The flight crew also demonstrated poor crew resource management (CRM), evidenced by poor communication, lack of crew monitoring, and lack of situation awareness. Regarding poor communication, the PIC's statement of "let me see a second" likely indicated the point when he took control of the airplane from the SIC and deviated from the standard "my airplane" transfer of control command. Further, the flight crew's actions while on the base leg, including the flight crew's failure to adhere to instructions from air traffic controllers not to descend until the Cessna traffic was in sight, show a lack of crew monitoring and cross-checking between the PIC and SIC, important concepts of CRM to ensure the highest levels of safety. Although the SIC reminded the PIC that they were not to descend, the PIC did not respond, and the SIC briefly descended then returned to the appropriate altitude. Further, the PIC and SIC both exhibited poor situation awareness throughout the accident flight. First, they were not able to accurately visualize their position in relation to the Cessna, despite repeated communication from the controller announcing the location and altitude of the Cessna. The PIC and SIC apparently did not realize that the tower transmission to the Cessna of "five eight echo that previous traffic's a mile off your right side [2,300 msl] indicated" was a reference to them since they were at the altitude the transmission described. Second, the on board TCAS issued an audible and visual alert regarding the Cessna, but neither the PIC nor the SIC was able to accurately determine the Cessna's altitude and location despite the information that the TCAS and ATC provided. This lack of situation awareness was likely caused by the SIC's lack of proficiency in the airplane during the accident flight.
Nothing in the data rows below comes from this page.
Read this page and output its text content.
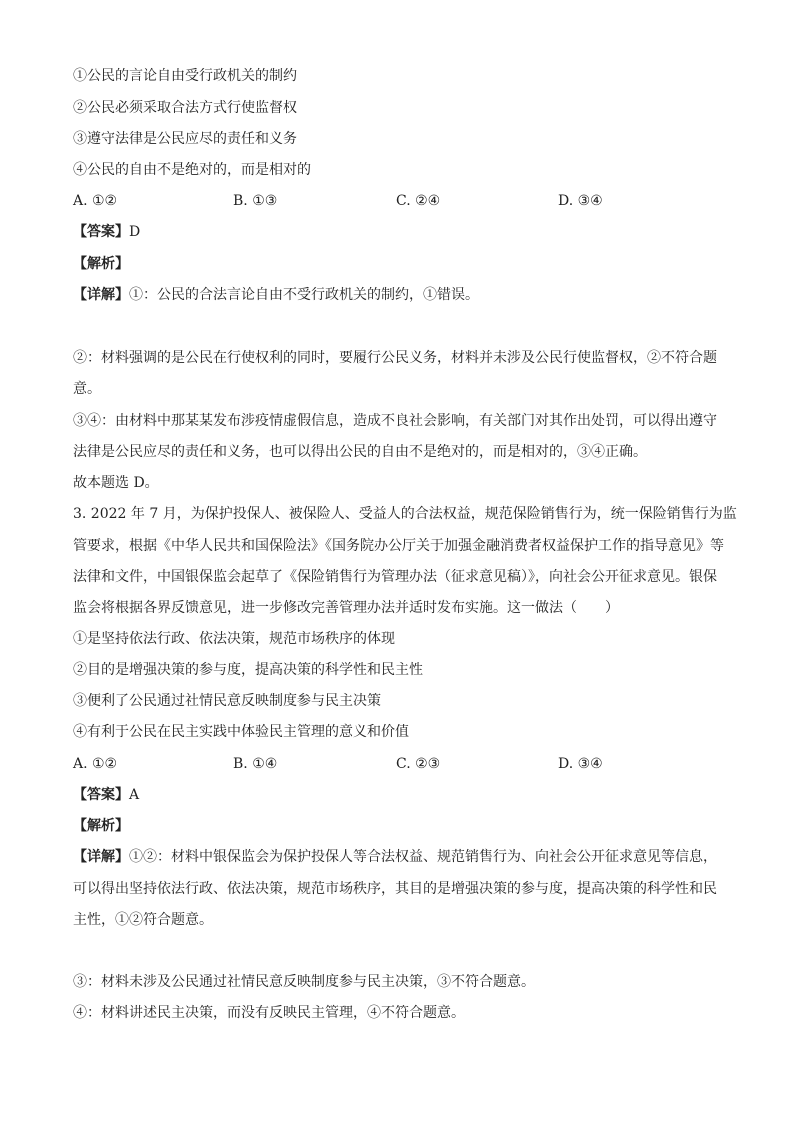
①公民的言论自由受行政机关的制约
②公民必须采取合法方式行使监督权
③遵守法律是公民应尽的责任和义务
④公民的自由不是绝对的，而是相对的
A. ①②	B. ①③	C. ②④	D. ③④
【答案】D
【解析】
【详解】①：公民的合法言论自由不受行政机关的制约，①错误。
②：材料强调的是公民在行使权利的同时，要履行公民义务，材料并未涉及公民行使监督权，②不符合题
意。
③④：由材料中那某某发布涉疫情虚假信息，造成不良社会影响，有关部门对其作出处罚，可以得出遵守
法律是公民应尽的责任和义务，也可以得出公民的自由不是绝对的，而是相对的，③④正确。
故本题选 D。
3. 2022 年 7 月，为保护投保人、被保险人、受益人的合法权益，规范保险销售行为，统一保险销售行为监
管要求，根据《中华人民共和国保险法》《国务院办公厅关于加强金融消费者权益保护工作的指导意见》等
法律和文件，中国银保监会起草了《保险销售行为管理办法（征求意见稿）》，向社会公开征求意见。银保
监会将根据各界反馈意见，进一步修改完善管理办法并适时发布实施。这一做法（　　）
①是坚持依法行政、依法决策，规范市场秩序的体现
②目的是增强决策的参与度，提高决策的科学性和民主性
③便利了公民通过社情民意反映制度参与民主决策
④有利于公民在民主实践中体验民主管理的意义和价值
A. ①②	B. ①④	C. ②③	D. ③④
【答案】A
【解析】
【详解】①②：材料中银保监会为保护投保人等合法权益、规范销售行为、向社会公开征求意见等信息，
可以得出坚持依法行政、依法决策，规范市场秩序，其目的是增强决策的参与度，提高决策的科学性和民
主性，①②符合题意。
③：材料未涉及公民通过社情民意反映制度参与民主决策，③不符合题意。
④：材料讲述民主决策，而没有反映民主管理，④不符合题意。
His lack of proficiency (evidenced by his inability to locate and set the airspeed command cursor, his failure to perform the after-takeoff checklist, the overspeed warning exceedance after takeoff, and his inability to get the vertical speed command to work during the descent) led the PIC to coach/instruct him for most of the flight, which likely distracted the PIC from his pilot monitoring duties, reducing his situation awareness.

Further, the flight crewmembers demonstrated unprofessional behavior, evidenced by a lack of checklist usage. The SIC's lack of experience in the make and model airplane demanded extra vigilance regarding the use of checklists, which did not occur. Before departure, the CVR did not record the use of a before-takeoff checklist; the CVR recorded the pilots stating some individual pre-takeoff items but not as part of a clear challenge/response checklist. In addition, the approach and before-landing checklists and the transfer of control of the airplane from the SIC to the PIC were not explicitly verbalized. Further, the SIC asked for the descent checklist, to which the PIC responded, "hang on a second"; the complete checklist was not verbalized, and there was no challenge and response. Although not required for Part 91 flights, checklists are universally recognized as basic safe aviation practices.

The National Transportation Safety Board determines the probable cause(s) of this accident to be:

The flight crew's failure to obtain the proper airspeed for landing, which resulted in the airplane touching down too fast with inadequate runway remaining to stop and a subsequent runway overrun. Contributing to the accident were the failure of either pilot to call for a go-around and the flight crew's poor crew resource management and lack of professionalism.